Haim Lapid

Peccato di scrittura

image_152Cedere alla tentazione di scrivere.

Di Claudia Rosenzweig

Peccato di scrittura, di Haim Lapid.

Traduzione di M. Rapin-Pesciallo

Marsilio

Esiste un club in Inghilterra i cui membri amano leggere, sono «fanatici dei libri», ma hanno il più assoluto divieto di scrivere. Questo libro racconta la confessione di un peccatore, George Brown, un uomo che, in età avanzata, decide di lasciarsi andare alla tentazione e di scrivere la sua storia a una donna ebrea israeliana incontrata a Londra. Il risultato è una sorta di punizione crudele: la scrittura non rivela niente, non risolve le questioni del passato rimaste irrisolte, non rende giustizia alle ingiustizie della vita, non rimargina le ferite. «Gli scrittori credono di sapere tutto sui loro personaggi; hanno una biografia bella e pronta e un intero guardaroba sottomano persino per quello che appare per un istante, che dice una sola frase. Ecco cosa detesto in loro. Io ho una parte del puzzle, e qualunque cosa Lei farà, alcuni pezzi non si incastreranno in nessun modo e Le rimarranno in mano senza un perché.» [p. 59] Sembra questa la morale di un libro insolito, dove viene misurata l’incapacità della scrittura di raccontare una vita. Per chi ha già letto il giallo minuziosamente costruito di Haim Lapid, Breznitz (trad. di M. Rapin Pesciallo, Marsilio, Venezia 1999), la soluzione del dramma o dell’enigma può essere come uno schiaffo in faccia, un colpo che coglie di sopresa, sempre nell’ultima pagina: la verità colpisce come la presa di coscienza di qualcosa che si è sempre saputo ma che si è voluto rimuovere. Come in tutti i buoni gialli, quelli basati sull’intelligenza e non sulla violenza, il lettore deve stare attento a ogni particolare, tanto più quando questo appare superfluo o insignificante, tanto più se si ha già letto un libro di Lapid. Questo è un libro la cui fine sorprendente ci lascia increduli e ci fa sentire la necessità di rileggere tutto dall’inizio. Raccontarne la trama è dunque proibito, ma una cosa mi sia concesso di aggiungere: sin dalle prime pagine si ha la sensazione che la storia del protagonista alla ricerca della propria madre sia in qualche modo legata a quella del lettore, che nel romanzo è lo scrittore stesso. «In ogni modo, per quanto ne so io, là dove l’identità di qualcuno appare misteriosa, esce sempre fuori che si tratta di uno sporco ebreo.» [p. 58]
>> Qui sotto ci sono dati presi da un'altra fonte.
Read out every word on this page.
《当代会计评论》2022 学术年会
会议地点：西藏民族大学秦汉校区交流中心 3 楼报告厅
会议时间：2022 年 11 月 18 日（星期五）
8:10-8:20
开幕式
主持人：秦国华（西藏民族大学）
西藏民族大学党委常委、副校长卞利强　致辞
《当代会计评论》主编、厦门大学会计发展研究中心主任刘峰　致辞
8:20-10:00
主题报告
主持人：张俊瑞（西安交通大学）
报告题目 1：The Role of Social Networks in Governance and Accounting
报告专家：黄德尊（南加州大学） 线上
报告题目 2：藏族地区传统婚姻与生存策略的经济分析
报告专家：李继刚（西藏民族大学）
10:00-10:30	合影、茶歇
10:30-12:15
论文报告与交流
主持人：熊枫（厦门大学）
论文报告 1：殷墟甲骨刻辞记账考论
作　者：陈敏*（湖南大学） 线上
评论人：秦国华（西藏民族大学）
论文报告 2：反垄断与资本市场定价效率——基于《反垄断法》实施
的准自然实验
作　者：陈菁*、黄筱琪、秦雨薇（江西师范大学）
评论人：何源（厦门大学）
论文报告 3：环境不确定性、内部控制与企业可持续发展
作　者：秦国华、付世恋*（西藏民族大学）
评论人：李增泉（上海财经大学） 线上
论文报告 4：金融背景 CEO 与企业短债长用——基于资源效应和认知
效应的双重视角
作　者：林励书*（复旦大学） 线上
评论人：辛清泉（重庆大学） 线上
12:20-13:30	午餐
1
Haim Lapid padroneggia con perfetta lucidità e sensibilità gli strumenti della scrittura, in un romanzo dove niente sembra superfluo, dove la misura non si trasforma in freddezza. Il fatto che al lettore non tutto venga svelato e che gli si richieda uno sforzo di interpretazione rimanda alla tradizione della narrativa ebraica, dove è ben radicata la consapevolezza non solo che non si deve, ma soprattutto che non si può dire tutto, perché, nonostante i nostri sforzi, semplicemente non ne siamo capaci.